Zenão de Cítio: quem fundou o Estoicismo na Grécia
Zenão de Cítio era um mercador fenício que perdeu tudo num naufrágio perto de Atenas. Da ruína financeira nasceu o Estoicismo, escola batizada em homenagem ao pórtico onde ele dava aulas.
Zenão nasceu por volta de 334 a.C. na cidade de Cítio, no Chipre, filho de um mercador. Não era ateniense, não era filósofo de nascença e não tinha planos de fundar escola nenhuma. Sua vida mudou por causa de um naufrágio.
O naufrágio que mudou tudo
Aos 22 anos, Zenão transportava um carregamento de púrpura de Fenícia quando o navio afundou perto do Pireu, o porto de Atenas. Perdeu a mercadoria inteira. Sem dinheiro e sem rumo, entrou numa livraria da cidade e ouviu alguém ler trechos de Xenofonte sobre Sócrates. Perguntou onde encontrar homens assim. O livreiro apontou para Crates de Tebas, um filósofo cínico que passava na rua naquele momento.
Os anos de formação em Atenas
Zenão estudou com Crates por vários anos, depois passou pela escola megárica e pela Academia platônica, então já dirigida por Xenócrates e Polemão. Absorveu peças de cada tradição: a ética prática dos cínicos, a lógica dos megáricos, a metafísica dos platônicos. Só depois de duas décadas de estudo começou a lecionar por conta própria.
Por que a escola se chama Estoicismo
Zenão dava aulas na Stoa Poikile, um pórtico público pintado com afrescos de batalhas, na ágora de Atenas. O nome da escola vem daí: stoa significa simplesmente “pórtico” em grego. Ele escolheu um espaço público, não uma escola fechada como a Academia ou o Liceu, o que tornava suas aulas acessíveis a qualquer cidadão que passasse.

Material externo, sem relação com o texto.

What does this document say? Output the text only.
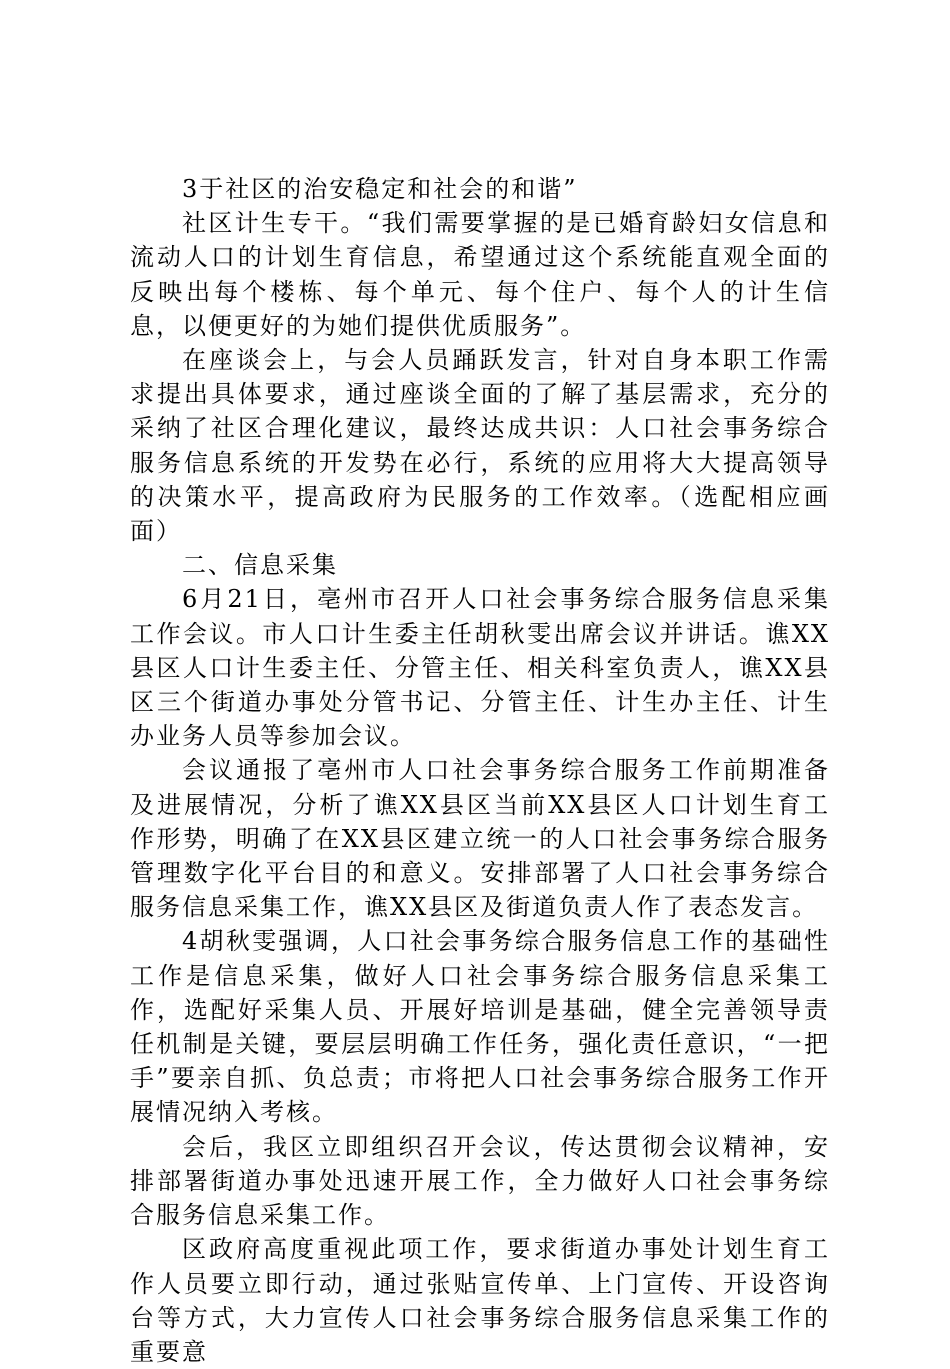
3于社区的治安稳定和社会的和谐”

社区计生专干。“我们需要掌握的是已婚育龄妇女信息和流动人口的计划生育信息，希望通过这个系统能直观全面的反映出每个楼栋、每个单元、每个住户、每个人的计生信息，以便更好的为她们提供优质服务”。

在座谈会上，与会人员踊跃发言，针对自身本职工作需求提出具体要求，通过座谈全面的了解了基层需求，充分的采纳了社区合理化建议，最终达成共识：人口社会事务综合服务信息系统的开发势在必行，系统的应用将大大提高领导的决策水平，提高政府为民服务的工作效率。（选配相应画面）

二、信息采集

6月21日，亳州市召开人口社会事务综合服务信息采集工作会议。市人口计生委主任胡秋雯出席会议并讲话。谯XX县区人口计生委主任、分管主任、相关科室负责人，谯XX县区三个街道办事处分管书记、分管主任、计生办主任、计生办业务人员等参加会议。

会议通报了亳州市人口社会事务综合服务工作前期准备及进展情况，分析了谯XX县区当前XX县区人口计划生育工作形势，明确了在XX县区建立统一的人口社会事务综合服务管理数字化平台目的和意义。安排部署了人口社会事务综合服务信息采集工作，谯XX县区及街道负责人作了表态发言。

4胡秋雯强调，人口社会事务综合服务信息工作的基础性工作是信息采集，做好人口社会事务综合服务信息采集工作，选配好采集人员、开展好培训是基础，健全完善领导责任机制是关键，要层层明确工作任务，强化责任意识，“一把手”要亲自抓、负总责；市将把人口社会事务综合服务工作开展情况纳入考核。

会后，我区立即组织召开会议，传达贯彻会议精神，安排部署街道办事处迅速开展工作，全力做好人口社会事务综合服务信息采集工作。

区政府高度重视此项工作，要求街道办事处计划生育工作人员要立即行动，通过张贴宣传单、上门宣传、开设咨询台等方式，大力宣传人口社会事务综合服务信息采集工作的重要意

As ideias centrais que ele deixou
Zenão defendia que a felicidade vem de viver de acordo com a razão e a natureza, e que a virtude é o único bem verdadeiro. Riqueza, saúde e reputação seriam “indiferentes”: nem bons nem maus por si mesmos, mas preferíveis quando não custam a integridade moral. Essa distinção entre virtude e indiferentes se tornaria a espinha dorsal de toda a ética estoica posterior.
A vida pessoal e os hábitos
As fontes antigas descrevem Zenão como um homem magro, de pele escura, hábitos simples e pouco interesse por conforto material. Diógenes Laércio, biógrafo grego do século III, registrou que ele vivia de figos, pão e mel, e recusava convites de banquetes suntuosos.

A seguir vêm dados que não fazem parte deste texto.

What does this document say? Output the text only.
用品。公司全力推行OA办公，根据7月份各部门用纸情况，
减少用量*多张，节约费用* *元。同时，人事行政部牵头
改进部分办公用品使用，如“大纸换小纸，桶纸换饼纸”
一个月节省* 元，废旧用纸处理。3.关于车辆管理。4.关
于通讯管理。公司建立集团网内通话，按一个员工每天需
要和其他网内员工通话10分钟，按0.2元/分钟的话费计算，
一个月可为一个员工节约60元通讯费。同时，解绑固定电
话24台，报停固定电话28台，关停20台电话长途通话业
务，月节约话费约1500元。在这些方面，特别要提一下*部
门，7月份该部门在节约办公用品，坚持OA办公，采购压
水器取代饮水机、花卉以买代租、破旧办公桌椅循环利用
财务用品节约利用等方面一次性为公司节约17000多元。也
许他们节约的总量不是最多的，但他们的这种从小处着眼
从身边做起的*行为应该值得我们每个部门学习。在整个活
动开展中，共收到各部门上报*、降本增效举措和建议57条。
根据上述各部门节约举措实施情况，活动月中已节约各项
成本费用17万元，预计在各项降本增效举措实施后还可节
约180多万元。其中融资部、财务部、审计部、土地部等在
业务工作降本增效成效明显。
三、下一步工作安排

O respeito que recebeu em Atenas
Apesar de estrangeiro, Zenão ganhou tamanho prestígio que os atenienses lhe entregaram as chaves da cidade e ergueram uma coroa de ouro em sua homenagem, decisão registrada em decreto público citado por Diógenes Laércio. É um reconhecimento raro para alguém que nunca obteve cidadania ateniense plena.
Como ele morreu
Zenão morreu por volta de 262 a.C., já idoso. A tradição antiga conta que ele tropeçou ao sair da escola, quebrou um dedo do pé e interpretou o incidente como um sinal para encerrar a própria vida, deixando de respirar deliberadamente. É uma história que pode ter sido embelezada com o tempo, mas ilustra como os antigos enxergavam sua coerência entre doutrina e prática.

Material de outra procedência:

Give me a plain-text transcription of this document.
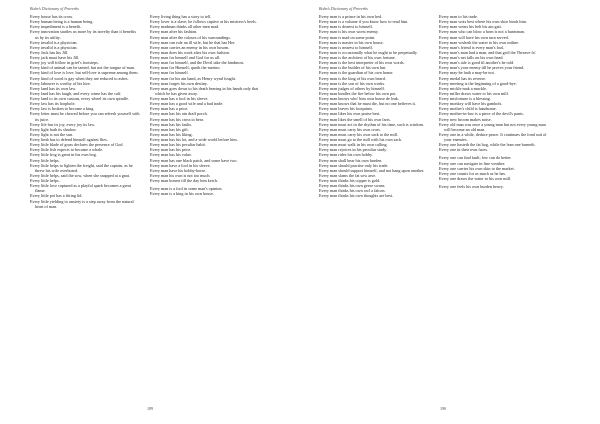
Bohn's Dictionary of Proverbs
Every house has its cross.
Every human being is a human being.
Every impediment is a benefit.
Every innovation startles us more by its novelty than it benefits us by its utility.
Every invalid is a physician.
Every invalid is a physician.
Every Jack has his Jill.
Every jack must have his Jill.
Every joy will follow in grief's footsteps.
Every kind of animal can be tamed, but not the tongue of man.
Every kind of love is love, but self-love is supreme among them.
Every kind of wood is gay when they are reduced to ashes.
Every labourer is worthy of his hire.
Every land has its own law.
Every land has his laugh, and every crime has the calf.
Every land to its own custom, every wheel its own spindle.
Every law has its loophole.
Every law is broken to become a king.
Every letter must be chewed before you can refresh yourself with its juice.
Every life has its joy, every joy its law.
Every light hath its shadow.
Every light is not the sun.
Every limb has to defend himself against flies.
Every little blade of grass declares the presence of God.
Every little fish expects to become a whale.
Every little frog is great in his own bog.
Every little helps.
Every little helps to lighten the freight, said the captain, as he threw his wife overboard.
Every little helps, said the sow, when she snapped at a gnat.
Every little helps.
Every little love captured as a playful spark becomes a great flame.
Every little pot has a fitting lid.
Every little yielding to anxiety is a step away from the natural heart of man.
Every living thing has a story to tell.
Every lover is a slave; he follows captive at his mistress's heels.
Every madman thinks all other men mad.
Every man after his fashion.
Every man after the colours of his surroundings.
Every man can rule an ill wife, but he that has Her.
Every man carries an enemy in his own bosom.
Every man does his work after his own fashion.
Every man for himself and God for us all.
Every man for himself, and the Devil take the hindmost.
Every man for Himself, quoth the merino.
Every man for himself.
Every man for his ain hand, as Henry wynd fought.
Every man forges his own destiny.
Every man goes down to his death bearing in his hands only that which he has given away.
Every man has a fool in his sleeve.
Every man has a good wife and a bad trade.
Every man has a price.
Every man has his ain draff porch.
Every man has his cross to bear.
Every man has his faults.
Every man has his gift.
Every man has his liking.
Every man has his lot, and a wide world before him.
Every man has his peculiar habit.
Every man has his price.
Every man has his value.
Every man has one black patch, and some have two.
Every man have a fool in his sleeve.
Every man have his hobby-horse.
Every man his own is not too much.
Every man honest till the day him ketch.
Every man is a fool in some man's opinion.
Every man is a king in his own house.
189
Bohn's Dictionary of Proverbs
Every man is a prince in his own bed.
Every man is a volume if you know how to read him.
Every man is dearest to himself.
Every man is his own worst enemy.
Every man is mad on some point.
Every man is master in his own house.
Every man is nearest to himself.
Every man is occasionally what he ought to be perpetually.
Every man is the architect of his own fortune.
Every man is the best interpreter of his own words.
Every man is the builder of his own hut.
Every man is the guardian of his own honor.
Every man is the king of his own beard.
Every man is the son of his own works.
Every man judges of others by himself.
Every man kindles the fire below his own pot.
Every man knows who' him own house de leak.
Every man knows that he must die, but no one believes it.
Every man leaves his footprints.
Every man likes his own praise best.
Every man likes the smell of his own farts.
Every man must act in the rhythm of his time, such is wisdom.
Every man must carry his own cross.
Every man must carry his own sack to the mill.
Every man must go to the mill with his own sack.
Every man must walk in his own calling.
Every man rejoices in his peculiar study.
Every man rides his own hobby.
Every man shall bear his own burden.
Every man should practise only his trade.
Every man should support himself, and not hang upon another.
Every man slams the fat sow arse.
Every man thinks his copper is gold.
Every man thinks his own geese swans.
Every man thinks his own owl a falcon.
Every man thinks his own thoughts are best.
Every man to his trade.
Every man wots best where his own shoe binds him.
Every man wears his belt his ain gait.
Every man who can blow a horn is not a huntsman.
Every man will have his own turn served.
Every man wisheth the water to his own miline.
Every man's friend is every man's fool.
Every man's man had a man, and that ga'd the Threave fa'.
Every man's net falls on his own head.
Every man's tale is good til another's be told.
Every man's your enemy till he proves your friend.
Every may-be hath a may-be not.
Every medal has its reverse.
Every meeting is the beginning of a good-bye.
Every mickle mak a muckle.
Every miller draws water to his own mill.
Every misfortune is a blessing.
Every monkey will have his gambols.
Every mother's child is handsome.
Every mother-in-law is a piece of the devil's pants.
Every new broom makes noise.
Every old man was once a young man but not every young man will become an old man.
Every one in a while, deduce peace. It continues the fond suit of your enemies.
Every one hasteth the fat hog, while the lean one burneth.
Every one in their own faces.
Every one can find fault; few can do better.
Every one can navigate in fine weather.
Every one carries his own skin to the market.
Every one counts for as much as he has.
Every one draws the water to his own mill.
Every one feels his own burden heavy.
190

O legado que passou para os discípulos
Zenão não deixou uma obra completa: seus textos, incluindo “A República”, sobreviveram só em fragmentos citados por outros autores. Quem sistematizou e expandiu sua doutrina foram os escolarcas seguintes da Stoa, especialmente Crisipo. Ainda assim, toda a estrutura básica do Estoicismo, a divisão entre lógica, física e ética, e a ideia de viver “de acordo com a natureza”, nasceu com ele.
Perguntas frequentes sobre Zenão de Cítio
Zenão de Cítio era grego?
Não de origem. Nasceu em Cítio, cidade fenícia no Chipre, mas viveu e ensinou em Atenas a partir dos 22 anos, onde fundou o Estoicismo.
Por que o Estoicismo tem esse nome?
Porque Zenão dava suas aulas na Stoa Poikile, um pórtico público pintado na ágora de Atenas. “Stoico” vem justamente de “stoa”, o nome grego para pórtico.
Zenão escreveu algum livro que sobreviveu inteiro?
Não. Nenhuma obra completa de Zenão chegou até hoje. O que se conhece vem de citações e resumos feitos por autores posteriores, como Diógenes Laércio.
Qual foi a principal ideia de Zenão?
Que a virtude é o único bem verdadeiro e que a felicidade depende de viver de acordo com a razão, não do acúmulo de riqueza ou status.
Este texto faz parte de uma série sobre os principais nomes do Estoicismo.